MD5 and Salt in DB/Cookie/Session

[Thierry]

I'm currently trying to hash a password value with a salt and then encrypt that with MD5 several times.

Right now I'm using this function I made.

 

    // Encrypts a key using MD5 and strengthens the key by the given amount of bits
    function encryptMD5($string, $bits = 0, $msecDelay = 0){
        
        // Encrypt the string as normal
        $encrypted = md5($string);
        
        // Start looping
        for($i = 0; $i < pow(2, $bits); ++$i){
            
            // Start encrypting
            $encrypted = md5($encrypted);
        }
        
        //We might want to pause the script for a while in case of a brute force attack
        usleep(($msecDelay*1000));
        
        //Return the key
        return $encrypted;
    }

 

It works fine, but I was wondering what I should store in my database.

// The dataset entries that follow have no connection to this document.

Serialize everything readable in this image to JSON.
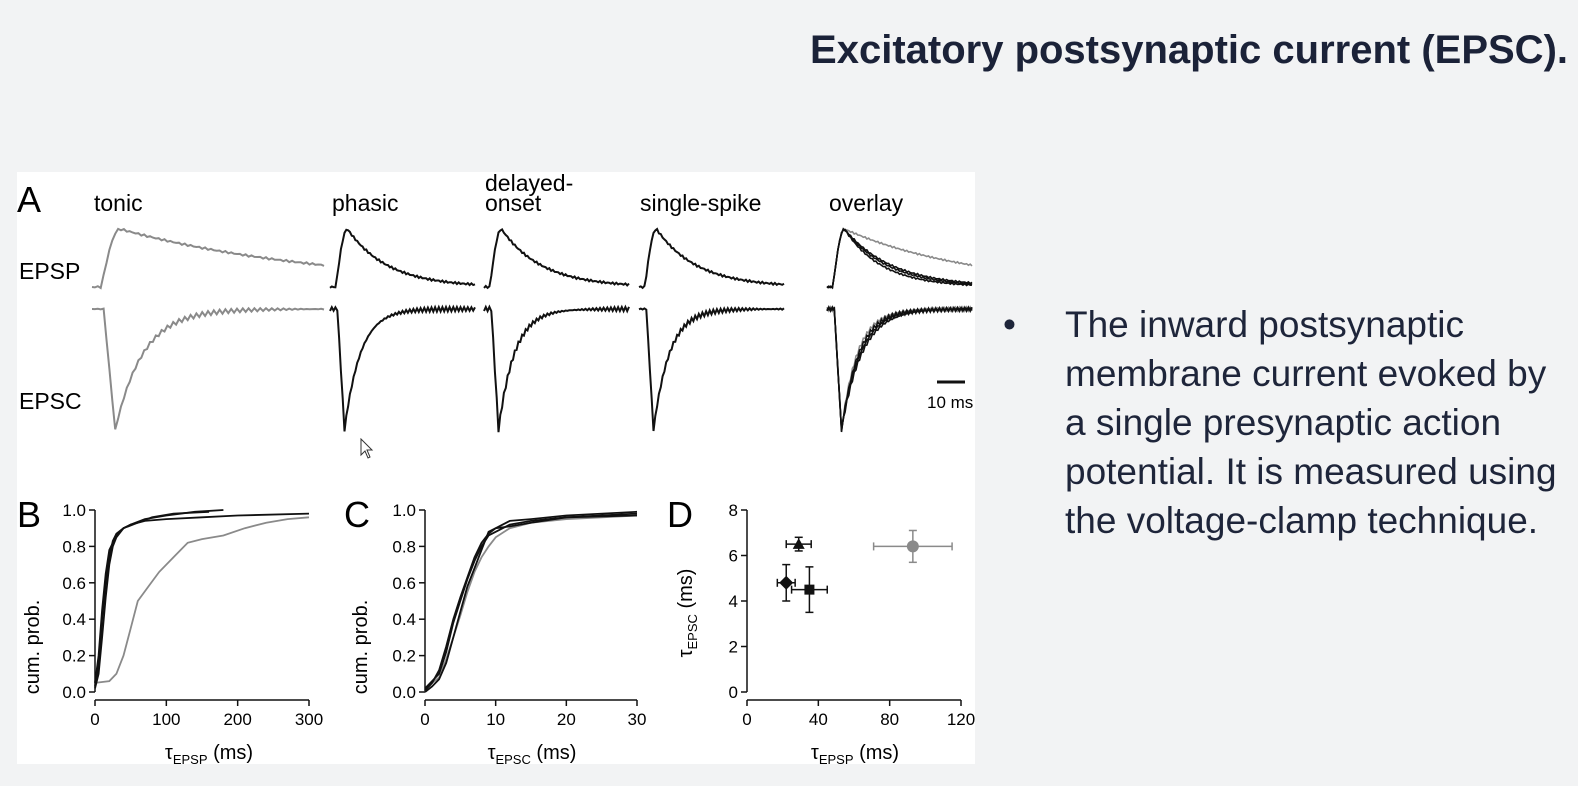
{
  "slide": {
    "title": "Excitatory postsynaptic current (EPSC).",
    "bullet_symbol": "•",
    "bullet_text": "The inward postsynaptic membrane current evoked by a single presynaptic action potential. It is measured using the voltage-clamp technique."
  },
  "figure": {
    "panel_a": {
      "label": "A",
      "columns": [
        "tonic",
        "phasic",
        "delayed-\nonset",
        "single-spike",
        "overlay"
      ],
      "row_labels": {
        "epsp": "EPSP",
        "epsc": "EPSC"
      },
      "scale_bar": "10 ms"
    },
    "panel_b": {
      "label": "B",
      "ylabel": "cum. prob.",
      "xlabel_main": "τ",
      "xlabel_sub": "EPSP",
      "xlabel_unit": " (ms)"
    },
    "panel_c": {
      "label": "C",
      "ylabel": "cum. prob.",
      "xlabel_main": "τ",
      "xlabel_sub": "EPSC",
      "xlabel_unit": " (ms)"
    },
    "panel_d": {
      "label": "D",
      "ylabel_main": "τ",
      "ylabel_sub": "EPSC",
      "ylabel_unit": " (ms)",
      "xlabel_main": "τ",
      "xlabel_sub": "EPSP",
      "xlabel_unit": " (ms)"
    },
    "colors": {
      "black": "#111111",
      "gray": "#8a8a8a"
    }
  },
  "chart_data": [
    {
      "type": "line",
      "panel": "B",
      "ylabel": "cum. prob.",
      "xlabel": "τEPSP (ms)",
      "xlim": [
        0,
        300
      ],
      "ylim": [
        0,
        1.0
      ],
      "xticks": [
        0,
        100,
        200,
        300
      ],
      "yticks": [
        0.0,
        0.2,
        0.4,
        0.6,
        0.8,
        1.0
      ],
      "series": [
        {
          "color": "gray",
          "x": [
            0,
            20,
            30,
            40,
            50,
            60,
            75,
            90,
            110,
            130,
            150,
            180,
            210,
            240,
            270,
            300
          ],
          "y": [
            0.05,
            0.06,
            0.1,
            0.2,
            0.35,
            0.5,
            0.58,
            0.66,
            0.74,
            0.82,
            0.84,
            0.86,
            0.9,
            0.93,
            0.95,
            0.96
          ]
        },
        {
          "color": "black",
          "x": [
            0,
            5,
            10,
            15,
            20,
            25,
            30,
            40,
            50,
            70,
            100,
            140,
            180
          ],
          "y": [
            0.02,
            0.1,
            0.3,
            0.52,
            0.7,
            0.8,
            0.85,
            0.9,
            0.92,
            0.95,
            0.97,
            0.99,
            1.0
          ]
        },
        {
          "color": "black",
          "x": [
            0,
            5,
            10,
            15,
            20,
            25,
            30,
            40,
            50,
            70,
            100,
            150,
            200,
            300
          ],
          "y": [
            0.03,
            0.15,
            0.4,
            0.6,
            0.74,
            0.83,
            0.87,
            0.9,
            0.92,
            0.94,
            0.95,
            0.96,
            0.97,
            0.98
          ]
        },
        {
          "color": "black",
          "x": [
            0,
            5,
            10,
            15,
            20,
            30,
            40,
            60,
            80,
            110,
            160
          ],
          "y": [
            0.05,
            0.2,
            0.45,
            0.65,
            0.78,
            0.86,
            0.9,
            0.93,
            0.96,
            0.98,
            0.99
          ]
        }
      ]
    },
    {
      "type": "line",
      "panel": "C",
      "ylabel": "cum. prob.",
      "xlabel": "τEPSC (ms)",
      "xlim": [
        0,
        30
      ],
      "ylim": [
        0,
        1.0
      ],
      "xticks": [
        0,
        10,
        20,
        30
      ],
      "yticks": [
        0.0,
        0.2,
        0.4,
        0.6,
        0.8,
        1.0
      ],
      "series": [
        {
          "color": "gray",
          "x": [
            0,
            1,
            2,
            3,
            4,
            5,
            6,
            7,
            8,
            9,
            10,
            12,
            15,
            20,
            25,
            30
          ],
          "y": [
            0.0,
            0.05,
            0.08,
            0.18,
            0.3,
            0.42,
            0.55,
            0.66,
            0.74,
            0.8,
            0.85,
            0.9,
            0.93,
            0.95,
            0.96,
            0.97
          ]
        },
        {
          "color": "black",
          "x": [
            0,
            1,
            2,
            3,
            4,
            5,
            6,
            7,
            8,
            9,
            10,
            12,
            15,
            20,
            30
          ],
          "y": [
            0.02,
            0.06,
            0.1,
            0.22,
            0.38,
            0.5,
            0.62,
            0.72,
            0.8,
            0.86,
            0.88,
            0.92,
            0.94,
            0.96,
            0.97
          ]
        },
        {
          "color": "black",
          "x": [
            0,
            1,
            2,
            3,
            4,
            5,
            6,
            7,
            8,
            9,
            10,
            12,
            15,
            20,
            30
          ],
          "y": [
            0.0,
            0.03,
            0.07,
            0.16,
            0.3,
            0.44,
            0.58,
            0.68,
            0.78,
            0.88,
            0.9,
            0.94,
            0.95,
            0.97,
            0.99
          ]
        },
        {
          "color": "black",
          "x": [
            0,
            1,
            2,
            3,
            4,
            5,
            6,
            7,
            8,
            9,
            10,
            12,
            15,
            20,
            30
          ],
          "y": [
            0.01,
            0.05,
            0.12,
            0.25,
            0.4,
            0.52,
            0.63,
            0.74,
            0.82,
            0.87,
            0.9,
            0.91,
            0.93,
            0.96,
            0.98
          ]
        }
      ]
    },
    {
      "type": "scatter",
      "panel": "D",
      "ylabel": "τEPSC (ms)",
      "xlabel": "τEPSP (ms)",
      "xlim": [
        0,
        120
      ],
      "ylim": [
        0,
        8
      ],
      "xticks": [
        0,
        40,
        80,
        120
      ],
      "yticks": [
        0,
        2,
        4,
        6,
        8
      ],
      "points": [
        {
          "marker": "triangle",
          "color": "black",
          "x": 29,
          "y": 6.5,
          "xerr": 7,
          "yerr": 0.3
        },
        {
          "marker": "diamond",
          "color": "black",
          "x": 22,
          "y": 4.8,
          "xerr": 5,
          "yerr": 0.8
        },
        {
          "marker": "square",
          "color": "black",
          "x": 35,
          "y": 4.5,
          "xerr": 10,
          "yerr": 1.0
        },
        {
          "marker": "circle",
          "color": "gray",
          "x": 93,
          "y": 6.4,
          "xerr": 22,
          "yerr": 0.7
        }
      ]
    }
  ]
}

The main reason I use this is so that you can't use a rainbow table on the password in the cookie/session.

However, currently I'm only storing the salt itself and the fully hashed password+salt value in the database.

 

This means however that when someone logs in, I have to hash their password with each salt to try and get a match.

If I end up with a lot of users, this could mean dozens or hundreds of salts to cross check with.

 

Should I store an MD5 value of only the password itself without the salt in my database rows for quick matching?

If the database ever got hacked, they could see the salt anyway, so having a single MD5 hash of the password in only the database (but not the cookie) shouldn't hurt, right?

 

All I really want to achieve is to avoid having bad people quickly determing the password via the MD5 hash in the session/cookie.